Una racha de viento se coló por el balcón.

-Lo que faltaba… ¿Levante?... –preguntó José.

-Parece ser que sí, según del lado que está soplando –respondió el apoderado.

-Habrá que preguntar cómo estará la marea a la hora de la corrida. Que se llegue El Cabeza al muelle del vapor y lo averigüe.

La plaza presentaba un lleno hasta la bandera. La corrida salió difícil, lo que unido al viento de levante no permitió que los toreros se confiasen. Encastados, los Osborne pusieron en verdaderos aprietos a los actuantes. José anduvo mal. Sus toros llegaron a la muleta con la cabeza por el cielo y tirando gañafones al cuello. La gente, pese a que siempre le respetaba, en esta ocasión se enfadó con él y lo protestó ruidosamente.

Tan mala actuación, dejó fuera de varios carteles provinciales, ante la desesperación de su apoderado. Carente de contratos, tieso como una mojama y adicto a la cocaína, a la bebida y a los sablazos, José se fue degradando cada vez más. No atendía a los consejos que le daban don Luis Estrella y Tomás Cruz, Manolito Romero y El Cabeza. Hacía padecer a su madre y ponía en peligro la situación de Esther. Ésta, en un último intento por salvarle de la ruina, anduvo los pasos para que José consiguiera una representación de vinos muy vendibles. A ver si de esa manera salía adelante. Todo resultó inútil.

Como estaba canino, un día le ofrecieron matar el toro del aguardiente: un pavo de casi seiscientos kilos. Fue cogido de mala manera y anduvo al borde de la muerte. Y todo por cien mil pesetas. Pero lo peor estaba por venir. Lo llamaron el mes de agosto para lidiar los temibles Isaías y Tulio Vázquez. Y allá que dio el sí, aun sabiendo que apenas se podía mover. Abotargada las facciones, falto de reflejos, llevando como llevaba muchos meses sin ponerse delante de la cara del toro, hizo el paseíllo amparado en la cocaína. Quienes le querían rezaban por él.

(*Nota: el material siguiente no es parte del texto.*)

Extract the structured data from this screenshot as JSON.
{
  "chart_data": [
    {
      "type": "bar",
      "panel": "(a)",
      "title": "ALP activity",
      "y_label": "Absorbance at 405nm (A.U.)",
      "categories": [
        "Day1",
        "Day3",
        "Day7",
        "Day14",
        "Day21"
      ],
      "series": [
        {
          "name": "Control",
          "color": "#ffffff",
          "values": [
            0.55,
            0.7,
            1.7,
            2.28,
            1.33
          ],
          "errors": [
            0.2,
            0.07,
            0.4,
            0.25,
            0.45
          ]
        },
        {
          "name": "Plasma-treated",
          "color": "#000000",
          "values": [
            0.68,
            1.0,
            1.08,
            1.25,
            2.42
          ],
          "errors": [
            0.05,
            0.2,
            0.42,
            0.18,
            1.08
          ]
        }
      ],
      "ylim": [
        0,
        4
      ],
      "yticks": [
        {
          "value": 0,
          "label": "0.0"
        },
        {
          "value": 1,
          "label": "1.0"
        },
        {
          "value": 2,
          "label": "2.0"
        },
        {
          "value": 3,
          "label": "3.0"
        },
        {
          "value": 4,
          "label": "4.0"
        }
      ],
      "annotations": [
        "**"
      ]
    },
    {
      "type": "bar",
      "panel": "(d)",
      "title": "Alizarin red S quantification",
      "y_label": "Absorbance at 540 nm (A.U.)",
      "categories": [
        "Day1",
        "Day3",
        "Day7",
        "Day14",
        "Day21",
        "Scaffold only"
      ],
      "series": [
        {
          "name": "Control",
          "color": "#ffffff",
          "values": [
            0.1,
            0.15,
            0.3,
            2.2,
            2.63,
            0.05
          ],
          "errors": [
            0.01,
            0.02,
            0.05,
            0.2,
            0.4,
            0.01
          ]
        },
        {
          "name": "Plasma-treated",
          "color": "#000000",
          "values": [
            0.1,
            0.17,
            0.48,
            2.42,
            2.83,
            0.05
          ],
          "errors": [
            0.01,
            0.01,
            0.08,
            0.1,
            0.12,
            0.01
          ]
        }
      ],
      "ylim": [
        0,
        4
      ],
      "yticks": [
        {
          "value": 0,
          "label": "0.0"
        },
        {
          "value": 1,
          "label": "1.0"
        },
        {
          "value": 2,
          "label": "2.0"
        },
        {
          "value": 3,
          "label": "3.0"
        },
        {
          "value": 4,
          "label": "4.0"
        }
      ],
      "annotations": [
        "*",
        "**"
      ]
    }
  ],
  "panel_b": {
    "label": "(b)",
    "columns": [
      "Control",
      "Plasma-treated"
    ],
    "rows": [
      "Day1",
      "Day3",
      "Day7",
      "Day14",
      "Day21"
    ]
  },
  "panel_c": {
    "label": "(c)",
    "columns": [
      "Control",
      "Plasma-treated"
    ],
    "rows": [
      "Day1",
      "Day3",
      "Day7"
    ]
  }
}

Salió un Isaías con buen son y José se abrió de capa y toreó recordando al Niño del Olivo: el torero que mejor había manejado el capote en toda la Andalucía la Baja. Sonaron las palmas por bulerías. La muleta de José arrancaba notas de clamor en los tendidos. Se estaba produciendo el milagro. Confiado, gustándose, se quedó en el sitio sin enmendarse y el toro “lujurioso”, en su único derrote, le destrozó el pene… Un año después, alguien lo halló muerto por una sobredosis de cocaína. José no se quería.